Un caricaturiste politique sous Louis-Philippe

C’est dans La Caricature que Benjamin fit ses débuts de caricaturiste politique, peu avant d’entrer au Charivari.  D’août 1833, à avril 1835, il dessina dans cette revue 13 caricatures, dont 4 en double format.

Beaucoup de caricatures politiques de la revue n’étant pas signées ou attribuées, il a pu en dessiner d’autres de manière anonyme.

La revue La Caricature constatant un désabonnement massif des lecteurs du journal Le Constitutionnel (soutenant Louis-Philippe), prévoit sa fin prochaine et publie une grande caricature de son enterrement. C’est un sujet de réjouissance pour la presse d’opposition. Cette caricature, très élaborée et d’un dessin soigné, comporte de nombreux personnages : Philipon, en Triboulet, à gauche du cercueil, représente La Caricature. Au premier plan, vers la droite, le personnage au tambour représente Le Charivari. On y trouva aussi les cinq dessinateurs de La Caricature : Benjamin, Daumier, Desperret, Forest et Grandville.

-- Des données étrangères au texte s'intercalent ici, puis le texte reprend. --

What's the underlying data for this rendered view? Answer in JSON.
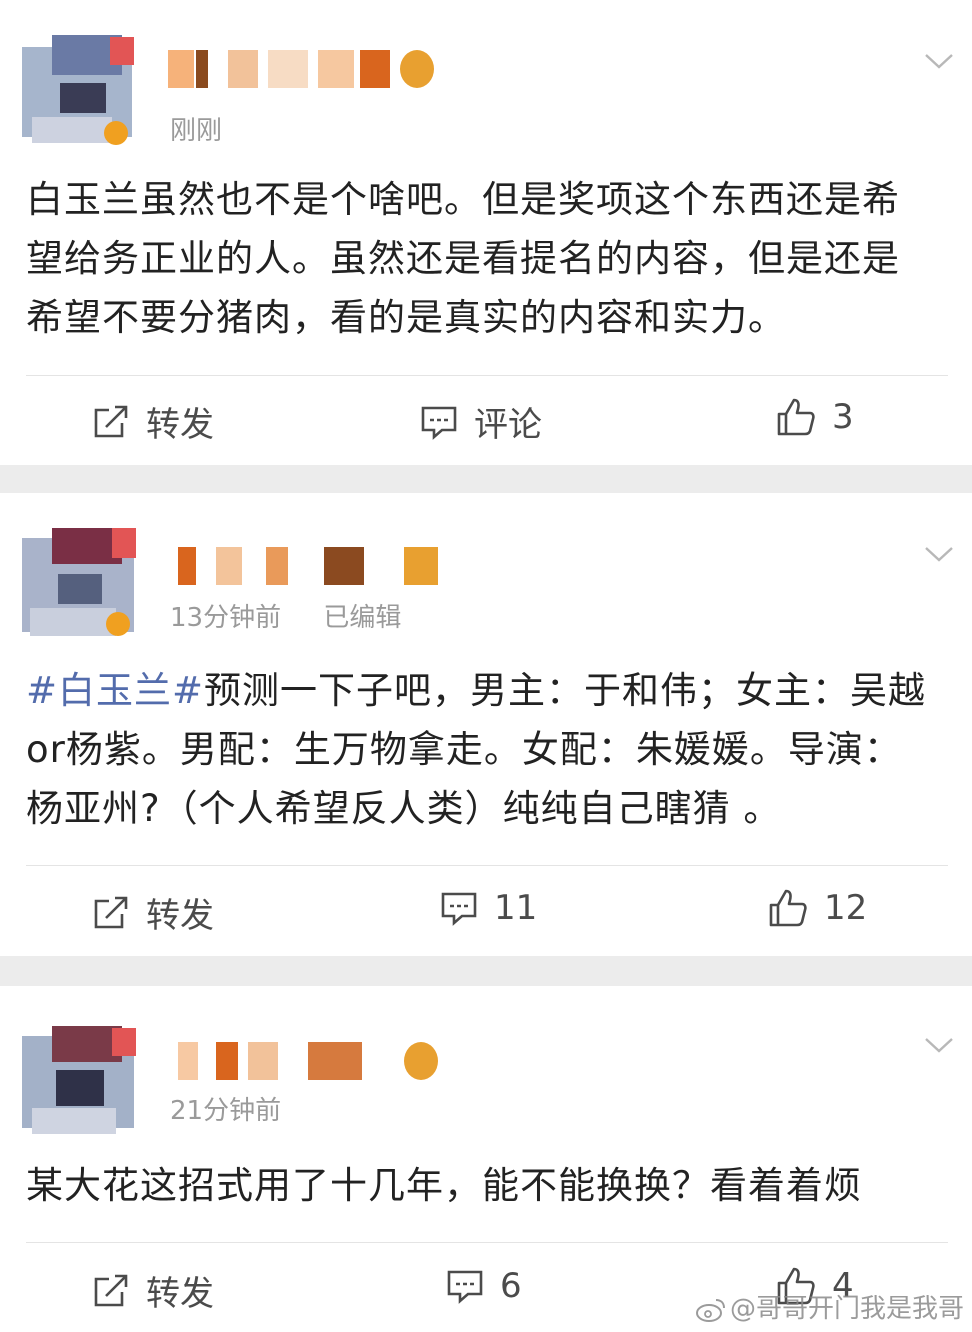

Curieusement, dans la description de la planche, donnée dans le même numéro de la revue La Caricature, la place assignée aux cinq dessinateurs est manifestement fausse.
C’est Desperret, à droite, et non Forest, qui porte le fauteuil à l’Académie, chaise percée au logis;
C’est Benjamin, à gauche, en second plan, et non Grandville qui porte le panneau « articles béotiens »;
C’est Daumier, à gauche, en arrière-plan, et non Benjamin, qui porte le portrait du Constitutionnel, qu’il a lui-même dessiné;
C’est Grandville, à gauche, en tout premier plan ,et non Daumier, qui porte le seau d’encre bénite et les plumes;
C’est Forest, à droite, et non Desperret, qui porte l’encrier en forme de poire.

Portrait de Grandville
Autoportrait de Benjamin Roubaud - Panthéon charivarique
Portrait de Daumier par Benjamin Roubaud - Panthéon charivarique
E. Forest
A. Desperret
GRANDVILLE
par Lassale
Galerie de la presse

Grandville porte un grimoire,
Où du savant trépassé
On voit maint titre de gloire
Sur peau d'âne retracé.

Le tableau d’identification ci-dessous montre avec des flèches rouges la fausse désignation de chaque dessinateur et avec des flèches vertes l’identification réelle.

GRANDVILLE
par Lassale,
Galerie de la presse

Grandville porte un grimoire,
Où du savant trépassé
On voit maint titre de gloire
Sur peau d'âne retracé.

B. ROUBAUD
par Benjamin Roubaud,
Panthéon charivarique

Benjamin, à l'opposite,
Du défunt tient le portrait,

DAUMIER
par Benjamin Roubaud,
Panthéon charivarique

A Daumier l'encre bénite !

E. FOREST
par Daumier,
Bandeau du Charivari

De Forest l'épaule amie
Supporte un siège métis,
Fauteuil à l'académie,
Chaise-persée au logis.

A. DESPERRET
par Daumier,
Bandeau du Charivari

L'encrier à Desperret

Le tableau d’identification ci-dessous montre avec des cercles rouges la fausse désignation de chaque dessinateur et avec des cercles verts l’identification réelle. (cliquez sur les vignettes de chaque dessinateurs pour faire apparaître les cercles).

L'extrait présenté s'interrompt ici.